El gran éxito de la
consolidación y difusión del Arte Románico vendrá
impulsado por una labor prácticamente evangelizadora de la Iglesia
Romana, eficientemente vehiculada por la orden benedictina de Cluny. Cada
nuevo monasterio contribuye a multiplicar el mensaje, tanto en forma de
la réplica de códices en sus escritorios, como en el estímulo
para edificar nuevas iglesias; y una vez consolidado, generar un nuevo monasterio
con la designación de su Abad y el encargo de hacerlo.

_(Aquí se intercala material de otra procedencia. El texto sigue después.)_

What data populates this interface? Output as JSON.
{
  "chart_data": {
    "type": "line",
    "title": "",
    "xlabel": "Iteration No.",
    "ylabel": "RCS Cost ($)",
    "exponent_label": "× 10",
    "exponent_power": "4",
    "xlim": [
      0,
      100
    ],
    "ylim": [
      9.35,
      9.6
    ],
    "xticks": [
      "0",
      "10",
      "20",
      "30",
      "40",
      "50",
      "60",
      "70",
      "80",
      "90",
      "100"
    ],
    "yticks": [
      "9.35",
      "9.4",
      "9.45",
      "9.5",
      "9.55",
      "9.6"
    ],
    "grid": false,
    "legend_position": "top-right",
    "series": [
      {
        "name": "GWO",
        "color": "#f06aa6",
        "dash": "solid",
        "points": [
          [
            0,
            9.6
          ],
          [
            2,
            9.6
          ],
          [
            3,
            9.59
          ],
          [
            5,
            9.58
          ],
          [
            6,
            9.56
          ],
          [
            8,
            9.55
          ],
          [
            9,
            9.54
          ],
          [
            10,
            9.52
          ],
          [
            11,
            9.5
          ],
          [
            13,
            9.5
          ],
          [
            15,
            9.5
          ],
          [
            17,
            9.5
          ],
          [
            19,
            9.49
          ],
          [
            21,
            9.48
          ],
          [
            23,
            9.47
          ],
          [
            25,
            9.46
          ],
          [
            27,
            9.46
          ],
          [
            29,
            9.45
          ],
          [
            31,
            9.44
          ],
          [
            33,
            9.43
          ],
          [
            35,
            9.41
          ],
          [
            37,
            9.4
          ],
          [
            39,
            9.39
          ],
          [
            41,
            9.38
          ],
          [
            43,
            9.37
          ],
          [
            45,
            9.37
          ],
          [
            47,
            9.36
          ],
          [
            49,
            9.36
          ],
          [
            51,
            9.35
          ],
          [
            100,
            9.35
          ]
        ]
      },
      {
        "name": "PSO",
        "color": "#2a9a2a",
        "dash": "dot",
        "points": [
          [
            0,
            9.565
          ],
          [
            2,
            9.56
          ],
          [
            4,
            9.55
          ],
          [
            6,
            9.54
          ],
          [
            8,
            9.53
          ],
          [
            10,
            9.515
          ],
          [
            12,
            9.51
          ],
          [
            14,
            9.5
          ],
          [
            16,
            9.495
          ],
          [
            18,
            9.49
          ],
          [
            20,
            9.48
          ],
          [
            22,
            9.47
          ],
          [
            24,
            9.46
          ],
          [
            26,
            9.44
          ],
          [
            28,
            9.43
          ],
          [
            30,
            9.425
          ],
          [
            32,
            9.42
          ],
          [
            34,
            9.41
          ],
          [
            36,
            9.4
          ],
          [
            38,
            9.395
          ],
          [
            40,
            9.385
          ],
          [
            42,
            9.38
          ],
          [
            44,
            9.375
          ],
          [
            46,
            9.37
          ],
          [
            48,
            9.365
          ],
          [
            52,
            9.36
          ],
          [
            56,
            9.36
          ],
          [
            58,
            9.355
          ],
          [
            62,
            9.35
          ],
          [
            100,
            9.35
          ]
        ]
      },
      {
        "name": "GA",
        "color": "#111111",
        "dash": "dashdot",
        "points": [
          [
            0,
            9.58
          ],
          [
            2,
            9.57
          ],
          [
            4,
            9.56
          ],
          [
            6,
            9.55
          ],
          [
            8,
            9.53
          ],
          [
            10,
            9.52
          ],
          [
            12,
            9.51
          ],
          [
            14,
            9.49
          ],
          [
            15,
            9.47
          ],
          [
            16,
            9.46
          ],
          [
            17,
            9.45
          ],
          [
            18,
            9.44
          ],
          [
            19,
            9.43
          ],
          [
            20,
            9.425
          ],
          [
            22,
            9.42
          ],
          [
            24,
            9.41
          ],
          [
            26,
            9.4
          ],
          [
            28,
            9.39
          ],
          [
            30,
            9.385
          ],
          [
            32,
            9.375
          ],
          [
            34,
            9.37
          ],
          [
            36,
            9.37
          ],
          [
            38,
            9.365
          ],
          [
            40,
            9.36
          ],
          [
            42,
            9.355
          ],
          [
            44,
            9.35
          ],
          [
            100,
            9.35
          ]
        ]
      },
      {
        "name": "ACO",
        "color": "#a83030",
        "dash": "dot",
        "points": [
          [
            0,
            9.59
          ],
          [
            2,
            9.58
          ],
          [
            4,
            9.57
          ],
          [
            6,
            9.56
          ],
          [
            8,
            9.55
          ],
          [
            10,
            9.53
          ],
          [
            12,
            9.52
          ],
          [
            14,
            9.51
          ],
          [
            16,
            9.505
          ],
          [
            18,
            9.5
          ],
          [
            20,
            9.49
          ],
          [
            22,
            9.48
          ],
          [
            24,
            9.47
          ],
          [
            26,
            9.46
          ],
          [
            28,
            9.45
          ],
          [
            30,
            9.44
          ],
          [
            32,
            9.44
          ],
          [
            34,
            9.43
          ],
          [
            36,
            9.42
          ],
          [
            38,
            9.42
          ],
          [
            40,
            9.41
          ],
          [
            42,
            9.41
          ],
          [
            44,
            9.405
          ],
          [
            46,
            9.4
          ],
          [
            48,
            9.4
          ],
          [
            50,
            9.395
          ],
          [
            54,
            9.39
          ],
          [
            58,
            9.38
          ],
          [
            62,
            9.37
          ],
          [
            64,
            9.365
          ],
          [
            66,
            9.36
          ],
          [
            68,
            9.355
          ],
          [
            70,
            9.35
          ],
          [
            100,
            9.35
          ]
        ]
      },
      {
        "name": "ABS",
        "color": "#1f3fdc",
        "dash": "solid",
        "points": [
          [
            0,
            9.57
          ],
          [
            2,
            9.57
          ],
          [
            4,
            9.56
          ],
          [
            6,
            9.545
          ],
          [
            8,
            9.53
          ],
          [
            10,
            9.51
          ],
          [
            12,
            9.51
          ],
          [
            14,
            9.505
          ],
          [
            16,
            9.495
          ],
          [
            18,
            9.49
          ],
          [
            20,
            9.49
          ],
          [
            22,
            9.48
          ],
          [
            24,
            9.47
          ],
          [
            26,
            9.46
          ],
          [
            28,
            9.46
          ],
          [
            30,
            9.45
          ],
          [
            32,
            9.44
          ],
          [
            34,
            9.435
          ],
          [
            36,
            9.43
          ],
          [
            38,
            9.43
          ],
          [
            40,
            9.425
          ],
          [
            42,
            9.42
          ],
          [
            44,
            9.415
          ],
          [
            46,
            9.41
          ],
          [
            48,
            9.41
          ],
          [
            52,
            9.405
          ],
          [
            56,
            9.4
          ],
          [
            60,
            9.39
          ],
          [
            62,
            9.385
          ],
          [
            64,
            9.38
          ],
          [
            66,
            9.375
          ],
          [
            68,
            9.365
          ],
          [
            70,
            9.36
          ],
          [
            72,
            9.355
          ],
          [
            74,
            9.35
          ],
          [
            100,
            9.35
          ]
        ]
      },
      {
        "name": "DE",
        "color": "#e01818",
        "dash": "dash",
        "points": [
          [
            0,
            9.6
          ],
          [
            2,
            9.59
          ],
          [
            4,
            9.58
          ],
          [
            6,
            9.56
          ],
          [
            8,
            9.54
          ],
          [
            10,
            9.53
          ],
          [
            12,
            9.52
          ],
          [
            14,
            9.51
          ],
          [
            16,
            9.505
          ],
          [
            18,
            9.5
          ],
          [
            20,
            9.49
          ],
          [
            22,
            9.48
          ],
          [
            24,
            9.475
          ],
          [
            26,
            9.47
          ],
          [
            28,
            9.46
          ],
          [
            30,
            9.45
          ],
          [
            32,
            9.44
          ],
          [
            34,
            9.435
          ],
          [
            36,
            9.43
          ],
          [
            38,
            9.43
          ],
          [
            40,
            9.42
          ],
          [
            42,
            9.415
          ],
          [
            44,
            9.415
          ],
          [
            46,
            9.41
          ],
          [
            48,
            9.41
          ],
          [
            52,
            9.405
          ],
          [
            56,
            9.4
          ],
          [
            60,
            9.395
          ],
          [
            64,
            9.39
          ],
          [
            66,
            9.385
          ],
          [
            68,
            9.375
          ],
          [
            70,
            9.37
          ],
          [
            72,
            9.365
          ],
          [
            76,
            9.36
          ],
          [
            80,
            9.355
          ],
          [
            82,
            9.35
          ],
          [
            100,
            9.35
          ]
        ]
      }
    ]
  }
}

Una y otra vez, a lo largo
y ancho de Europa. Y cuando el empuje de la orden se debilita, surge la
"reforma de la reforma": El Císter. Monjes blancos que
toman el relevo de los monjes negros. Sobriedad tanto en lo formal como
en lo espiritual precediendo a un nuevo estilo, vertical y luminoso en lo
estructural y con modos realistas y expresivos en lo artístico: El
Gótico.
Los factores que aseguraron
el éxito fueron el monacato, la reforma, y una tercera circunstancia
favorecedora que propició el éxito en la difusión del
Románico: Las vías de comunicación. El Camino de Santiago,
asentado sobre antiguas calzadas romanas, permitió la expansión
y difusión de personas e ideas más allá de los territorios
dominados por el Islam, que comienza su declive y retroceso a la vez que
avanza el éxito de los reinos cristianos.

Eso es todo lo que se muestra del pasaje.